Although the plan will likely include public funding, private investment is expected to play an exceptionally large role. House Speaker Paul Ryan recently commented that for every $1 of public funds earmarked for infrastructure, there should be at least $40 in private sector spending. This is investment that will be much-needed.
According to the ASCE, the U.S. is facing a “yuge” spending gap in both the near term and long term. Between 2016 and 2025, the nation will be short nearly $3 trillion for surface transportation, water, electricity and more. Between 2016 and 2040, the spending gap pushes closer to $10 trillion.
This gap has “a cascading impact on our nation’s economy,” as the ASCE puts it. If nothing changes in terms of infrastructure spending, U.S. gross domestic product (GDP) could lose up to $4 trillion by 2025. Business sales could fall $7 trillion, and 5 million American jobs could be lost.
Take a look at the cost of congested roads alone. In 2014, the most recent year of available data, an estimated 3.1 billion gallons of fuel were wasted while we sat idly in traffic. Combined with lost time and productivity, this amounted to approximately $160 billion—all because of clogged roads and highways.

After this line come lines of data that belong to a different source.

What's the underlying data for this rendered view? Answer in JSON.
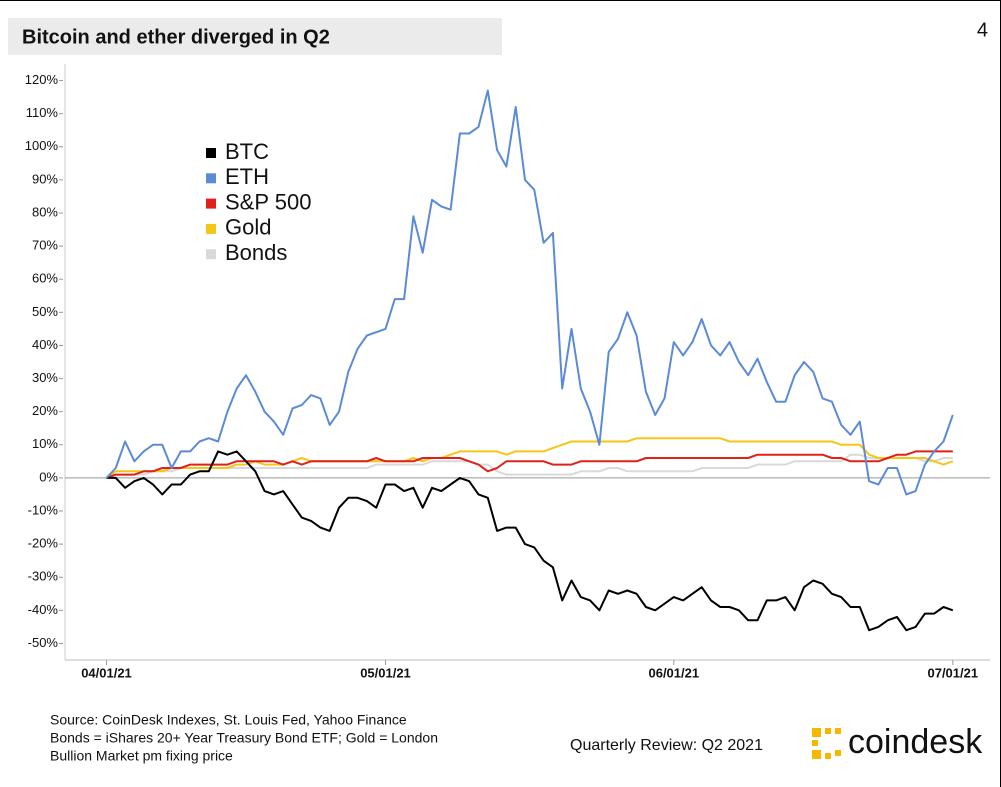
{
  "page": {
    "number": "4",
    "review": "Quarterly Review: Q2 2021",
    "brand": "coindesk",
    "notes": [
      "Source: CoinDesk Indexes, St. Louis Fed, Yahoo Finance",
      "Bonds = iShares 20+ Year Treasury Bond ETF; Gold = London",
      "Bullion Market pm fixing price"
    ]
  },
  "chart_data": {
    "type": "line",
    "title": "Bitcoin and ether diverged in Q2",
    "x": [
      "04/01/21",
      "04/02/21",
      "04/03/21",
      "04/04/21",
      "04/05/21",
      "04/06/21",
      "04/07/21",
      "04/08/21",
      "04/09/21",
      "04/10/21",
      "04/11/21",
      "04/12/21",
      "04/13/21",
      "04/14/21",
      "04/15/21",
      "04/16/21",
      "04/17/21",
      "04/18/21",
      "04/19/21",
      "04/20/21",
      "04/21/21",
      "04/22/21",
      "04/23/21",
      "04/24/21",
      "04/25/21",
      "04/26/21",
      "04/27/21",
      "04/28/21",
      "04/29/21",
      "04/30/21",
      "05/01/21",
      "05/02/21",
      "05/03/21",
      "05/04/21",
      "05/05/21",
      "05/06/21",
      "05/07/21",
      "05/08/21",
      "05/09/21",
      "05/10/21",
      "05/11/21",
      "05/12/21",
      "05/13/21",
      "05/14/21",
      "05/15/21",
      "05/16/21",
      "05/17/21",
      "05/18/21",
      "05/19/21",
      "05/20/21",
      "05/21/21",
      "05/22/21",
      "05/23/21",
      "05/24/21",
      "05/25/21",
      "05/26/21",
      "05/27/21",
      "05/28/21",
      "05/29/21",
      "05/30/21",
      "05/31/21",
      "06/01/21",
      "06/02/21",
      "06/03/21",
      "06/04/21",
      "06/05/21",
      "06/06/21",
      "06/07/21",
      "06/08/21",
      "06/09/21",
      "06/10/21",
      "06/11/21",
      "06/12/21",
      "06/13/21",
      "06/14/21",
      "06/15/21",
      "06/16/21",
      "06/17/21",
      "06/18/21",
      "06/19/21",
      "06/20/21",
      "06/21/21",
      "06/22/21",
      "06/23/21",
      "06/24/21",
      "06/25/21",
      "06/26/21",
      "06/27/21",
      "06/28/21",
      "06/29/21",
      "06/30/21",
      "07/01/21"
    ],
    "series": [
      {
        "name": "BTC",
        "color": "#000000",
        "values": [
          0,
          0,
          -3,
          -1,
          0,
          -2,
          -5,
          -2,
          -2,
          1,
          2,
          2,
          8,
          7,
          8,
          5,
          2,
          -4,
          -5,
          -4,
          -8,
          -12,
          -13,
          -15,
          -16,
          -9,
          -6,
          -6,
          -7,
          -9,
          -2,
          -2,
          -4,
          -3,
          -9,
          -3,
          -4,
          -2,
          0,
          -1,
          -5,
          -6,
          -16,
          -15,
          -15,
          -20,
          -21,
          -25,
          -27,
          -37,
          -31,
          -36,
          -37,
          -40,
          -34,
          -35,
          -34,
          -35,
          -39,
          -40,
          -38,
          -36,
          -37,
          -35,
          -33,
          -37,
          -39,
          -39,
          -40,
          -43,
          -43,
          -37,
          -37,
          -36,
          -40,
          -33,
          -31,
          -32,
          -35,
          -36,
          -39,
          -39,
          -46,
          -45,
          -43,
          -42,
          -46,
          -45,
          -41,
          -41,
          -39,
          -40
        ]
      },
      {
        "name": "ETH",
        "color": "#5b8bd6",
        "values": [
          0,
          3,
          11,
          5,
          8,
          10,
          10,
          3,
          8,
          8,
          11,
          12,
          11,
          20,
          27,
          31,
          26,
          20,
          17,
          13,
          21,
          22,
          25,
          24,
          16,
          20,
          32,
          39,
          43,
          44,
          45,
          54,
          54,
          79,
          68,
          84,
          82,
          81,
          104,
          104,
          106,
          117,
          99,
          94,
          112,
          90,
          87,
          71,
          74,
          27,
          45,
          27,
          20,
          10,
          38,
          42,
          50,
          43,
          26,
          19,
          24,
          41,
          37,
          41,
          48,
          40,
          37,
          41,
          35,
          31,
          36,
          29,
          23,
          23,
          31,
          35,
          32,
          24,
          23,
          16,
          13,
          17,
          -1,
          -2,
          3,
          3,
          -5,
          -4,
          4,
          8,
          11,
          19
        ]
      },
      {
        "name": "S&P 500",
        "color": "#e0201b",
        "values": [
          0,
          1,
          1,
          1,
          2,
          2,
          3,
          3,
          3,
          4,
          4,
          4,
          4,
          4,
          5,
          5,
          5,
          5,
          5,
          4,
          5,
          4,
          5,
          5,
          5,
          5,
          5,
          5,
          5,
          6,
          5,
          5,
          5,
          5,
          6,
          6,
          6,
          6,
          6,
          5,
          4,
          2,
          3,
          5,
          5,
          5,
          5,
          5,
          4,
          4,
          4,
          5,
          5,
          5,
          5,
          5,
          5,
          5,
          6,
          6,
          6,
          6,
          6,
          6,
          6,
          6,
          6,
          6,
          6,
          6,
          7,
          7,
          7,
          7,
          7,
          7,
          7,
          7,
          6,
          6,
          5,
          5,
          5,
          5,
          6,
          7,
          7,
          8,
          8,
          8,
          8,
          8
        ]
      },
      {
        "name": "Gold",
        "color": "#f5c518",
        "values": [
          0,
          2,
          2,
          2,
          2,
          2,
          2,
          3,
          3,
          3,
          3,
          3,
          3,
          3,
          4,
          4,
          5,
          4,
          4,
          4,
          5,
          6,
          5,
          5,
          5,
          5,
          5,
          5,
          5,
          5,
          5,
          5,
          5,
          6,
          5,
          6,
          6,
          7,
          8,
          8,
          8,
          8,
          8,
          7,
          8,
          8,
          8,
          8,
          9,
          10,
          11,
          11,
          11,
          11,
          11,
          11,
          11,
          12,
          12,
          12,
          12,
          12,
          12,
          12,
          12,
          12,
          12,
          11,
          11,
          11,
          11,
          11,
          11,
          11,
          11,
          11,
          11,
          11,
          11,
          10,
          10,
          10,
          7,
          6,
          6,
          6,
          6,
          6,
          6,
          5,
          4,
          5
        ]
      },
      {
        "name": "Bonds",
        "color": "#d9d9d9",
        "values": [
          0,
          1,
          1,
          1,
          1,
          2,
          2,
          2,
          3,
          3,
          3,
          3,
          3,
          3,
          3,
          3,
          3,
          3,
          3,
          3,
          3,
          3,
          3,
          3,
          3,
          3,
          3,
          3,
          3,
          4,
          4,
          4,
          4,
          4,
          4,
          5,
          5,
          5,
          5,
          5,
          4,
          4,
          2,
          1,
          1,
          1,
          1,
          1,
          1,
          1,
          1,
          2,
          2,
          2,
          3,
          3,
          2,
          2,
          2,
          2,
          2,
          2,
          2,
          2,
          3,
          3,
          3,
          3,
          3,
          3,
          4,
          4,
          4,
          4,
          5,
          5,
          5,
          5,
          5,
          5,
          7,
          7,
          6,
          6,
          6,
          6,
          6,
          6,
          5,
          5,
          6,
          6
        ]
      }
    ],
    "xlim": [
      "03/27/21",
      "07/05/21"
    ],
    "xticks": [
      "04/01/21",
      "05/01/21",
      "06/01/21",
      "07/01/21"
    ],
    "ylim": [
      -55,
      125
    ],
    "yticks": [
      {
        "value": 120,
        "label": "120%"
      },
      {
        "value": 110,
        "label": "110%"
      },
      {
        "value": 100,
        "label": "100%"
      },
      {
        "value": 90,
        "label": "90%"
      },
      {
        "value": 80,
        "label": "80%"
      },
      {
        "value": 70,
        "label": "70%"
      },
      {
        "value": 60,
        "label": "60%"
      },
      {
        "value": 50,
        "label": "50%"
      },
      {
        "value": 40,
        "label": "40%"
      },
      {
        "value": 30,
        "label": "30%"
      },
      {
        "value": 20,
        "label": "20%"
      },
      {
        "value": 10,
        "label": "10%"
      },
      {
        "value": 0,
        "label": "0%"
      },
      {
        "value": -10,
        "label": "-10%"
      },
      {
        "value": -20,
        "label": "-20%"
      },
      {
        "value": -30,
        "label": "-30%"
      },
      {
        "value": -40,
        "label": "-40%"
      },
      {
        "value": -50,
        "label": "-50%"
      }
    ],
    "legend": "upper left"
  }
}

Without the proper funding for surface repairs and expansion, this figure could easily continue to surge in the coming years as more and more Americans use public roads. In 2016, Americans drove over a jaw-dropping 3 trillion miles, equivalent to more than 300 round trips between Earth and Pluto.
They’re also flying more than ever before, as you can see in the chart above. With U.S. airports serving more than 2 million passengers every day, congestion is growing. During one of the presidential debates in September, Trump compared U.S. airports to “a third world country,” specifically calling out Los Angeles International, LaGuardia, John F. Kennedy and Newark. In their efforts to address these capacity issues, airports are facing a $42 billion funding gap between last year and 2025.

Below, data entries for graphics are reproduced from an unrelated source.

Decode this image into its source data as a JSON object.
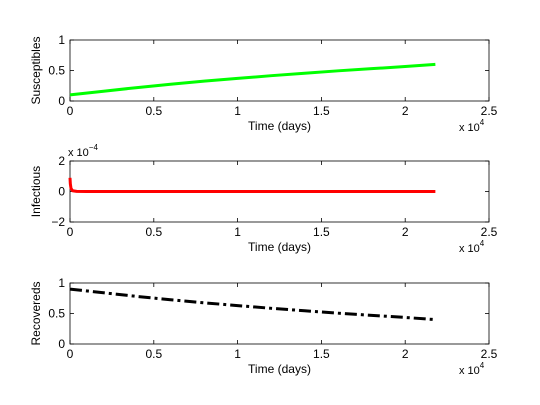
{
  "chart_data": [
    {
      "type": "line",
      "title": "",
      "xlabel": "Time (days)",
      "ylabel": "Susceptibles",
      "xlim": [
        0,
        25000
      ],
      "ylim": [
        0,
        1
      ],
      "x_ticks": [
        "0",
        "0.5",
        "1",
        "1.5",
        "2",
        "2.5"
      ],
      "x_tick_values": [
        0,
        5000,
        10000,
        15000,
        20000,
        25000
      ],
      "y_ticks": [
        "0",
        "0.5",
        "1"
      ],
      "y_tick_values": [
        0,
        0.5,
        1
      ],
      "x_multiplier": {
        "base": "x 10",
        "exp": "4"
      },
      "y_multiplier": null,
      "grid": false,
      "series": [
        {
          "color": "#00ff00",
          "style": "solid",
          "x": [
            0,
            2000,
            4000,
            6000,
            8000,
            10000,
            12000,
            14000,
            16000,
            18000,
            20000,
            21800
          ],
          "y": [
            0.1,
            0.16,
            0.22,
            0.275,
            0.325,
            0.37,
            0.415,
            0.455,
            0.495,
            0.53,
            0.565,
            0.6
          ]
        }
      ]
    },
    {
      "type": "line",
      "title": "",
      "xlabel": "Time (days)",
      "ylabel": "Infectious",
      "xlim": [
        0,
        25000
      ],
      "ylim": [
        -2,
        2
      ],
      "x_ticks": [
        "0",
        "0.5",
        "1",
        "1.5",
        "2",
        "2.5"
      ],
      "x_tick_values": [
        0,
        5000,
        10000,
        15000,
        20000,
        25000
      ],
      "y_ticks": [
        "−2",
        "0",
        "2"
      ],
      "y_tick_values": [
        -2,
        0,
        2
      ],
      "x_multiplier": {
        "base": "x 10",
        "exp": "4"
      },
      "y_multiplier": {
        "base": "x 10",
        "exp": "−4"
      },
      "grid": false,
      "series": [
        {
          "color": "#ff0000",
          "style": "solid",
          "x": [
            0,
            20,
            60,
            150,
            400,
            1000,
            5000,
            10000,
            15000,
            20000,
            21800
          ],
          "y": [
            0.9,
            0.5,
            0.2,
            0.05,
            0.01,
            0.002,
            0.001,
            0.001,
            0.001,
            0.001,
            0.001
          ]
        }
      ]
    },
    {
      "type": "line",
      "title": "",
      "xlabel": "Time (days)",
      "ylabel": "Recovereds",
      "xlim": [
        0,
        25000
      ],
      "ylim": [
        0,
        1
      ],
      "x_ticks": [
        "0",
        "0.5",
        "1",
        "1.5",
        "2",
        "2.5"
      ],
      "x_tick_values": [
        0,
        5000,
        10000,
        15000,
        20000,
        25000
      ],
      "y_ticks": [
        "0",
        "0.5",
        "1"
      ],
      "y_tick_values": [
        0,
        0.5,
        1
      ],
      "x_multiplier": {
        "base": "x 10",
        "exp": "4"
      },
      "y_multiplier": null,
      "grid": false,
      "series": [
        {
          "color": "#000000",
          "style": "dashdot",
          "x": [
            0,
            2000,
            4000,
            6000,
            8000,
            10000,
            12000,
            14000,
            16000,
            18000,
            20000,
            21800
          ],
          "y": [
            0.9,
            0.84,
            0.78,
            0.725,
            0.675,
            0.63,
            0.585,
            0.545,
            0.505,
            0.47,
            0.435,
            0.4
          ]
        }
      ]
    }
  ]
}
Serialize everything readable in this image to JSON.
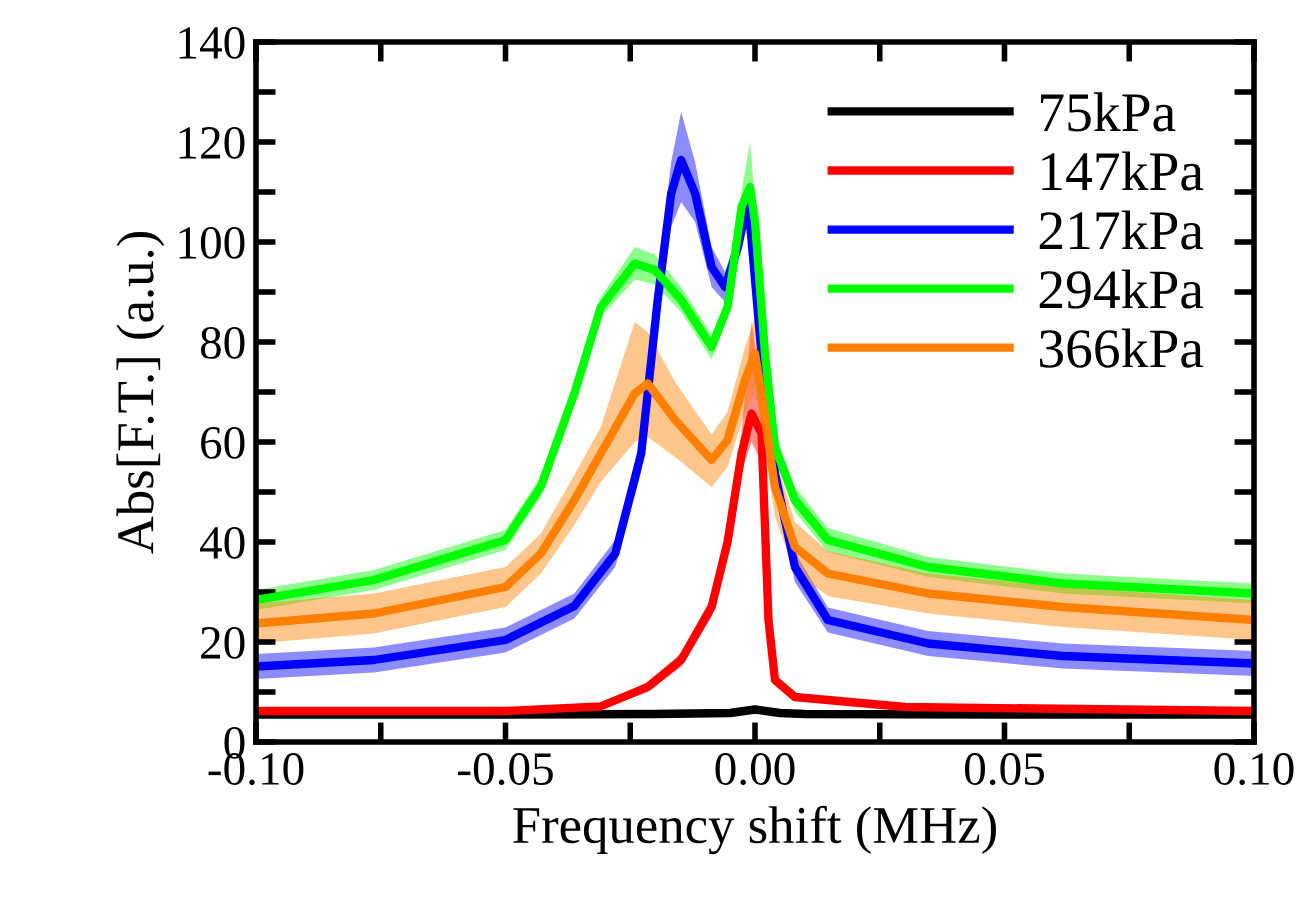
{
  "chart_data": {
    "type": "line",
    "xlabel": "Frequency shift (MHz)",
    "ylabel": "Abs[F.T.] (a.u.)",
    "xlim": [
      -0.1,
      0.1
    ],
    "ylim": [
      0,
      140
    ],
    "xticks": [
      {
        "value": -0.1,
        "label": "-0.10"
      },
      {
        "value": -0.075,
        "label": null
      },
      {
        "value": -0.05,
        "label": "-0.05"
      },
      {
        "value": -0.025,
        "label": null
      },
      {
        "value": 0,
        "label": "0.00"
      },
      {
        "value": 0.025,
        "label": null
      },
      {
        "value": 0.05,
        "label": "0.05"
      },
      {
        "value": 0.075,
        "label": null
      },
      {
        "value": 0.1,
        "label": "0.10"
      }
    ],
    "yticks": [
      0,
      {
        "value": 10,
        "label": null
      },
      20,
      {
        "value": 30,
        "label": null
      },
      40,
      {
        "value": 50,
        "label": null
      },
      60,
      {
        "value": 70,
        "label": null
      },
      80,
      {
        "value": 90,
        "label": null
      },
      100,
      {
        "value": 110,
        "label": null
      },
      120,
      {
        "value": 130,
        "label": null
      },
      140
    ],
    "grid": false,
    "legend": "top right",
    "line_style": "solid",
    "marker": "none",
    "series": [
      {
        "name": "75kPa",
        "color": "#000000",
        "x": [
          -0.1,
          -0.05,
          -0.02,
          -0.005,
          0,
          0.005,
          0.01,
          0.05,
          0.1
        ],
        "values": [
          5.5,
          5.5,
          5.6,
          5.8,
          6.5,
          5.8,
          5.6,
          5.5,
          5.5
        ]
      },
      {
        "name": "147kPa",
        "color": "#ff0000",
        "x": [
          -0.1,
          -0.05,
          -0.031,
          -0.0215,
          -0.0148,
          -0.0087,
          -0.0055,
          -0.0027,
          -0.0007,
          0.0013,
          0.0027,
          0.004,
          0.008,
          0.03,
          0.1
        ],
        "values": [
          6.2,
          6.2,
          7.1,
          11,
          16.4,
          27,
          40,
          57.7,
          65.7,
          61.7,
          24.4,
          12.4,
          9,
          7,
          6.2
        ],
        "lower": [
          5.8,
          5.8,
          6.5,
          10,
          15,
          25,
          37,
          54,
          60,
          56,
          22,
          11.4,
          8.4,
          6.6,
          5.8
        ],
        "upper": [
          6.6,
          6.6,
          7.7,
          12,
          17.8,
          29,
          43,
          62,
          84,
          70,
          27,
          13.4,
          9.6,
          7.4,
          6.6
        ]
      },
      {
        "name": "217kPa",
        "color": "#0000ff",
        "x": [
          -0.1,
          -0.0764,
          -0.05,
          -0.0362,
          -0.028,
          -0.0228,
          -0.0195,
          -0.0168,
          -0.0148,
          -0.012,
          -0.0087,
          -0.006,
          -0.0034,
          -0.0014,
          0.0013,
          0.004,
          0.008,
          0.0146,
          0.0347,
          0.0617,
          0.1
        ],
        "values": [
          15.1,
          16.4,
          20.4,
          27.2,
          37.7,
          57.7,
          88.4,
          109.7,
          116.4,
          109.7,
          95,
          91,
          99,
          108.4,
          77.7,
          53.7,
          35,
          24.4,
          19.7,
          17.2,
          15.7
        ],
        "lower": [
          12.6,
          13.9,
          17.9,
          24.7,
          35,
          54,
          84,
          103,
          108,
          104,
          91,
          88,
          96,
          106,
          74,
          50,
          32,
          21.9,
          17.2,
          14.7,
          13.2
        ],
        "upper": [
          17.6,
          18.9,
          22.9,
          29.7,
          40.4,
          61,
          93,
          116,
          126,
          116,
          99,
          94,
          102,
          111,
          81,
          57,
          38,
          26.9,
          22.2,
          19.7,
          18.2
        ]
      },
      {
        "name": "294kPa",
        "color": "#00ff00",
        "x": [
          -0.1,
          -0.0764,
          -0.05,
          -0.0429,
          -0.0362,
          -0.0309,
          -0.0241,
          -0.0201,
          -0.0148,
          -0.0087,
          -0.0055,
          -0.0027,
          -0.001,
          0,
          0.002,
          0.004,
          0.008,
          0.0146,
          0.0347,
          0.0617,
          0.1
        ],
        "values": [
          28.4,
          32.4,
          40.4,
          51.1,
          69.7,
          87,
          95.7,
          94.4,
          88.4,
          79,
          87,
          107,
          111,
          104,
          77.7,
          59,
          48.4,
          40.4,
          35,
          31.7,
          29.7
        ],
        "lower": [
          26.4,
          30.4,
          38.4,
          49.1,
          67.7,
          85,
          92.5,
          91.5,
          86,
          76.5,
          85,
          104,
          107,
          100,
          75,
          56.5,
          46,
          38,
          33,
          29.7,
          27.7
        ],
        "upper": [
          30.4,
          34.4,
          42.4,
          53.1,
          71.7,
          89,
          99,
          97.5,
          91,
          81.5,
          89,
          110,
          120,
          108,
          80,
          61.5,
          51,
          42.8,
          37,
          33.7,
          31.7
        ]
      },
      {
        "name": "366kPa",
        "color": "#ff8000",
        "x": [
          -0.1,
          -0.0764,
          -0.05,
          -0.0429,
          -0.0362,
          -0.0309,
          -0.0241,
          -0.0215,
          -0.016,
          -0.0087,
          -0.0055,
          -0.002,
          0,
          0.0013,
          0.004,
          0.008,
          0.0146,
          0.0347,
          0.0617,
          0.1
        ],
        "values": [
          23.7,
          25.7,
          31,
          37.7,
          48.4,
          57.7,
          69.7,
          71.7,
          64.4,
          56.4,
          60.4,
          72.4,
          77.7,
          69.7,
          51,
          39,
          33.7,
          29.7,
          27,
          24.4
        ],
        "lower": [
          19.7,
          21.7,
          27,
          33.7,
          43.4,
          52,
          60,
          61,
          57,
          51,
          55,
          66,
          70,
          63,
          45,
          34,
          29.2,
          25.7,
          23,
          20.4
        ],
        "upper": [
          27.7,
          29.7,
          35,
          41.7,
          53.4,
          63,
          84,
          82,
          72,
          61.5,
          66,
          79,
          85,
          76,
          57,
          44,
          38.2,
          33.7,
          31,
          28.4
        ]
      }
    ]
  }
}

Transit, which includes commuter rail, is also grossly underfunded, according to the ASCE. Like roads and airports, transit is increasingly depended on by millions of Americans, who took a whopping 10.5 billion trips on light rail in 2015. Despite growing demand, transit faces a $90 billion rehabilitation shortfall.
Perhaps no U.S. infrastructure has aged more than bridges, with nearly four in 10 of them older than 50 years. Of the more than 614,000 bridges in the U.S., 56,000, or 9 percent, were considered “structurally deficient” last year. According to the ASCE, our nation’s bridges are in need of $123 billion to rehabilitate them.
And as I told you last week, about 70 percent of America’s 90,000 dams will be at least 50 years old by 2025, according to E&E News.
In a 2015 study, Standard & Poor’s found that government spending on infrastructure as a percentage of GDP had fallen to a two-decade low of 1.7 percent. This is precisely what Trump wants to remedy with his pledge to inject $1 trillion into the system, as it will not only rejuvenate our roads and airports but could also have a huge multiplier effect. S&P estimates that for every $1 allocated to public-sector infrastructure, about $1.70 is generated and added to real GDP.
But to close the gap described by ASCE, private investment will be needed. I believe this infrastructure buildout—which aspires to be as massive and consequential as President Eisenhower’s in the 1950s—presents some attractive opportunities for commodities and materials investors.